Where there is money, the lawyers, accountants and tax men will always be there to take their cut.
However this is nothing to do with ‘who you are’ and everything to do with preventing exploitation. As Dustan says, relationships are another construction, built over time and dependent on past performance. This is why social networks have become paramount during these information rich times.
Body of Evidence
I have to disagree with Prokofy Neva, not because I personally disagree, but because there is a huge body of empirical research that reinforces these facts about the human psyche. I see the power of Prokofy’s argument and know that might can sometimes be right, but not in this case – where masses of leading research over the past 100 years points in the opposite direction.
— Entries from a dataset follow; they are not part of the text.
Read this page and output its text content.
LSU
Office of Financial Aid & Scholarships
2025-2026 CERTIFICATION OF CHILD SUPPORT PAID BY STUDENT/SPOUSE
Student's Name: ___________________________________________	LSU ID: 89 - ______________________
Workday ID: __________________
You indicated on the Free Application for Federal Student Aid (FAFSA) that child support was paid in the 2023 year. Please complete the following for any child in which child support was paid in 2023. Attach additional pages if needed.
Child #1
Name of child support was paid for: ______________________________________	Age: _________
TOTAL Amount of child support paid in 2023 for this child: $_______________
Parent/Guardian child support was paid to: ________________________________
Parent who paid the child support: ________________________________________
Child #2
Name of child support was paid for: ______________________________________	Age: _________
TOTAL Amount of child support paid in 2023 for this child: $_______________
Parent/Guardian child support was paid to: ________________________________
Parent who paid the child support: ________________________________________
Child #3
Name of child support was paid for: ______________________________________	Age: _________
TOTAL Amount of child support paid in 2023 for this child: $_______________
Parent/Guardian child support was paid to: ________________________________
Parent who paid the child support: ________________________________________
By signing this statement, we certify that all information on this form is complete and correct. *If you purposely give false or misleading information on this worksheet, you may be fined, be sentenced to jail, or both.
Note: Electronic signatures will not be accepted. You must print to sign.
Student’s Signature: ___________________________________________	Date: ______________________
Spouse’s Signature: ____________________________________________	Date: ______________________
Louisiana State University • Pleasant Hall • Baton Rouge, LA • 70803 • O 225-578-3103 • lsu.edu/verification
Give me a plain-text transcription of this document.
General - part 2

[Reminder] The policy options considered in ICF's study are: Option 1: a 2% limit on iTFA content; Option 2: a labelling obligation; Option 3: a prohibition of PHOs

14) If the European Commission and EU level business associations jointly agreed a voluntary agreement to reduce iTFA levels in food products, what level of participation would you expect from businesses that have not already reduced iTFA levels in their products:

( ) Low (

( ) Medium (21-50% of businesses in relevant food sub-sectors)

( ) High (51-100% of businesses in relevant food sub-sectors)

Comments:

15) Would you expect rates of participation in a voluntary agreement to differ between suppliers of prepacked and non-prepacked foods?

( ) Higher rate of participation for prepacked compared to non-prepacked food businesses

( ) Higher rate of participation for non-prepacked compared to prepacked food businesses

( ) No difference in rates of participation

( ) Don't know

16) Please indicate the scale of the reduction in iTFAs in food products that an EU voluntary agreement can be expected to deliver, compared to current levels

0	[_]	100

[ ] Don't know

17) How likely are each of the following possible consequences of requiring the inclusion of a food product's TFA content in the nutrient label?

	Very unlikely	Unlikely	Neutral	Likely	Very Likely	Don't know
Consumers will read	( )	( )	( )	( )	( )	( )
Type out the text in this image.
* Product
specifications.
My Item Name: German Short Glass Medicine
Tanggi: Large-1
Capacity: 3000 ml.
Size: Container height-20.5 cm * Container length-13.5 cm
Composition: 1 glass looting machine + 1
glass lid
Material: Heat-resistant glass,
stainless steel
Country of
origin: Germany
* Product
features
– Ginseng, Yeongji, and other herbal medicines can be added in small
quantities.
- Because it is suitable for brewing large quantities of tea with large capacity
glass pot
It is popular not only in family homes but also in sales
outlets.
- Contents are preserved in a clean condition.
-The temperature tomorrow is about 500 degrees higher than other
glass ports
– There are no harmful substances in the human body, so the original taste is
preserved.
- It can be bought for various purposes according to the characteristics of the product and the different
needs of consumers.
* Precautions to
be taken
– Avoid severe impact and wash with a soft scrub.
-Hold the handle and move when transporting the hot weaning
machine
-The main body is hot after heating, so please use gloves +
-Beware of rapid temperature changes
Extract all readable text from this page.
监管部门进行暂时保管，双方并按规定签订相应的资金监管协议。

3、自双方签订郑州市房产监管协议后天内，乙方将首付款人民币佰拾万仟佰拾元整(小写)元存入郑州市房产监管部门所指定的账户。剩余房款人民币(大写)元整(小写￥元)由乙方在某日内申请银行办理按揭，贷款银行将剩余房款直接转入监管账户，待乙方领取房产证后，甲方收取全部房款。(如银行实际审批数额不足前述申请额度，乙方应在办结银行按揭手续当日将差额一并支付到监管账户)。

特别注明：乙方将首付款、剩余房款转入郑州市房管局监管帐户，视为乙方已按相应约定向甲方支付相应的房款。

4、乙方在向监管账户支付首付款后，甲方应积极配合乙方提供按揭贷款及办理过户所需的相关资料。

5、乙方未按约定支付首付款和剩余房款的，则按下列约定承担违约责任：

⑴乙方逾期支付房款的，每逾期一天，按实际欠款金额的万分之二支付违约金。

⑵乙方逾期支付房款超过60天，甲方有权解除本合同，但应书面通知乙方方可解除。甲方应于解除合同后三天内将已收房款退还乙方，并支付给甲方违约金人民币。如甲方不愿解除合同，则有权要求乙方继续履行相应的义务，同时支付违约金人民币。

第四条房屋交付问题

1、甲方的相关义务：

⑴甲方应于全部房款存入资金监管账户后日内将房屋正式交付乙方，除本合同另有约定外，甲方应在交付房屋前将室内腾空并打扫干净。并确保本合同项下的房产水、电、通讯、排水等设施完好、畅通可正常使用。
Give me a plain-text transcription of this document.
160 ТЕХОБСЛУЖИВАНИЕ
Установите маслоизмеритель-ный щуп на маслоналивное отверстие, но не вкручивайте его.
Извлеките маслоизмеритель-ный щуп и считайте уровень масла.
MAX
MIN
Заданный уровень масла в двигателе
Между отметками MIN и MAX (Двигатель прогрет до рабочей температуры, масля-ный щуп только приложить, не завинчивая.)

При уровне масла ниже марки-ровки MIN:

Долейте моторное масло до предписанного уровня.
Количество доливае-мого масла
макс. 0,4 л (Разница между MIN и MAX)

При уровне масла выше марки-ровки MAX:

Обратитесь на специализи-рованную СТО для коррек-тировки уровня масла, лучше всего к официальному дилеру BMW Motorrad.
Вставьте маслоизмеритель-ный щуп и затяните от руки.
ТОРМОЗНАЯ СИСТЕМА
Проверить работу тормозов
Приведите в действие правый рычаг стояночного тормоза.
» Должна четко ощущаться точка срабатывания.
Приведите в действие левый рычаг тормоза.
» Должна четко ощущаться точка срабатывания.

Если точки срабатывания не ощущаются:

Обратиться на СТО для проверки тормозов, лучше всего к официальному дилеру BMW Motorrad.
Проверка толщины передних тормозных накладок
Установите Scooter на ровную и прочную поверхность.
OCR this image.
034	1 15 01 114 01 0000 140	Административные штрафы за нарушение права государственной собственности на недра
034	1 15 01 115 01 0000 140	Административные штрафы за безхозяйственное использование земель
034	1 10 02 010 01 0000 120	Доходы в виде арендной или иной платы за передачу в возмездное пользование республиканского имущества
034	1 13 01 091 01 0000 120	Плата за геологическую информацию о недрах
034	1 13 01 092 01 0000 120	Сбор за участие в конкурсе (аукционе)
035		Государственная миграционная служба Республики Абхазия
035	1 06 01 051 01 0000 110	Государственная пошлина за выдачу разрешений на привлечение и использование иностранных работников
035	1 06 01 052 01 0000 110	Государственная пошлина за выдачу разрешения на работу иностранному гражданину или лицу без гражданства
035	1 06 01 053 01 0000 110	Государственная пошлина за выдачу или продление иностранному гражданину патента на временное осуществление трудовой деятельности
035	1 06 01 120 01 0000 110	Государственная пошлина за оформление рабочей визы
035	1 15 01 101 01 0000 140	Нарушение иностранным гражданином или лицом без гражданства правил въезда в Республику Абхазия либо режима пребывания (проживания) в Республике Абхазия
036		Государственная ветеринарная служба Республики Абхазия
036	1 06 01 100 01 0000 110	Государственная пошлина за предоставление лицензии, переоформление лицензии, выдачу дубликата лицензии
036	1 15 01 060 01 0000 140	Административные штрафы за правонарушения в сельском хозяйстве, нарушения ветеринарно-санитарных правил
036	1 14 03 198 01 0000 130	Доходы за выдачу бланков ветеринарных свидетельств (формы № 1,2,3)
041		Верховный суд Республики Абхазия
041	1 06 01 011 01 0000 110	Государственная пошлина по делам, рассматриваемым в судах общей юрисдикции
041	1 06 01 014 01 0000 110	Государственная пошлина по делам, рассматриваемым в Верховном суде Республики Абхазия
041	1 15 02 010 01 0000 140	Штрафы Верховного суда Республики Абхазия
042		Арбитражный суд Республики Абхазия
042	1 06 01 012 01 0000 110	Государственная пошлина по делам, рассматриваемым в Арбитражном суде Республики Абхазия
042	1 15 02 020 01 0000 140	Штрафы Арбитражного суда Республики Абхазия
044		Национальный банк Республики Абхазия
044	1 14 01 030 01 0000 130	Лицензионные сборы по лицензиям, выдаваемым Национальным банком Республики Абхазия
Alberik did not write tripe, he wrote something that has been well substantiated. I am sure that those interested in this subject would find much of the work done by ‘Social Constructionists’ useful.
The Value of Anonymity
As Infocyde points out, Oscar Wilde was a wise man. Seldom are we given the opportunity for anonymity in life. However, the opposite is also possible, as people are shown to construct lies more liberally when given anonymity in courts. As even language is a fundamental construct, we can make ourselves and others believe anything we want to through language and image.
The true value of anonymity is freedom of choice, the choice to tell the truth or to lie without the threat of punishment.
Why hide behind an Avatar?
So why separate part of our personalities and split them off – as you would do if you kept your true identity hidden behind an avatar?
– To separate an aspect of your personality and contain it in an environment that is not threatening. People threatened in this way would find help in the study of PTSD, fragmented personalities and warfare to understand this more deeply.
As Kwame AKA (Julius Sowu) says, fleeing from ourselves has caused more grief that integrating and understanding our various identities, or ‘faces’. Personally I would encourage anyone resisting this move forward to look at themselves and identify what they are frightened of instead of resisting change.
Times are Changing
Change is inevitable, even change of the ‘self’. We grow older, we change jobs, we cannot resist it. Change can be positive, once we are across the barrier that is fear. We are more than one identity, we are many – changing, evolving and growing. I thank everyone who has given me the material and inspiration to join this discussion to help me change and grow.
To show the world all that you are and share it with others is the most powerful expression of ‘self’ possible. To deny this to yourself and others is tragic.